Um leigo não perceberia a diferença, mas um especialista em runas distingue imediatamente.”
O jovem, por uma vez, explicou, e então prosseguiu com interesse:
“Vejo que cultiva o ‘Manual das Chamas do Karma Vermelho’, e em menos de um ano já atingiu tal nível, com magia pura e sem sinais de uso de elixires.
Você tem potencial.
Posso lhe dar uma chance: basta abrir sua alma para que eu inscreva a marca do karma, e então o tomarei como servo, levando-o para a seita Flor de Lótus Vermelha.
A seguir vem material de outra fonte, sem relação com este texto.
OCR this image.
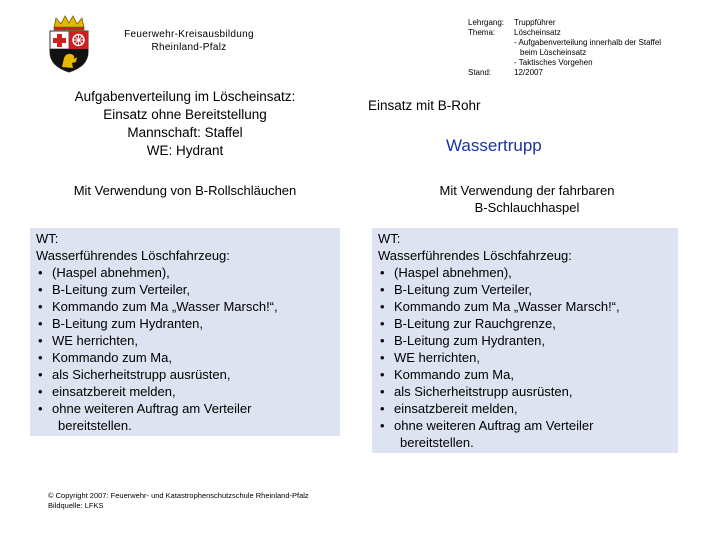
Feuerwehr-Kreisausbildung
Rheinland-Pfalz
Lehrgang:	Truppführer
Thema:	Löscheinsatz
- Aufgabenverteilung innerhalb der Staffel
beim Löscheinsatz
- Taktisches Vorgehen
Stand:	12/2007
Aufgabenverteilung im Löscheinsatz:
Einsatz ohne Bereitstellung
Mannschaft: Staffel
WE: Hydrant
Einsatz mit B-Rohr
Wassertrupp
Mit Verwendung von B-Rollschläuchen	Mit Verwendung der fahrbaren
B-Schlauchhaspel
WT:
Wasserführendes Löschfahrzeug:
• (Haspel abnehmen),
• B-Leitung zum Verteiler,
• Kommando zum Ma „Wasser Marsch!“,
• B-Leitung zum Hydranten,
• WE herrichten,
• Kommando zum Ma,
• als Sicherheitstrupp ausrüsten,
• einsatzbereit melden,
• ohne weiteren Auftrag am Verteiler
bereitstellen.
WT:
Wasserführendes Löschfahrzeug:
• (Haspel abnehmen),
• B-Leitung zum Verteiler,
• Kommando zum Ma „Wasser Marsch!“,
• B-Leitung zur Rauchgrenze,
• B-Leitung zum Hydranten,
• WE herrichten,
• Kommando zum Ma,
• als Sicherheitstrupp ausrüsten,
• einsatzbereit melden,
• ohne weiteren Auftrag am Verteiler
bereitstellen.
© Copyright 2007: Feuerwehr- und Katastrophenschutzschule Rheinland-Pfalz
Bildquelle: LFKS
Receberá toda a herança da técnica, e os problemas com o Supervisor Mo eu mesmo resolvo.”
“E se eu recusar?”
O sorriso do jovem desapareceu, e a pressão de um grande cultivador caiu sobre Lu Yan sem reservas.
“Então será como aqueles três: provará a mais dolorosa tortura.
Sua aptidão é boa, espero que dure mais do que eles.”
Quando a pressão estava prestes a alcançá-lo, Lu Yan finalmente falou.
“Acredito que há uma terceira opção.”
A bandeira das cem almas apareceu em sua mão, e, ao agitá-la, uma névoa fantasmagórica cobriu o céu, demônios e espíritos romperam as barreiras do pátio e engoliram tudo.
Cercado por cem fantasmas, Lu Yan apontou a bandeira para o jovem, e murmurou:
“Basta matar você, não é mesmo?”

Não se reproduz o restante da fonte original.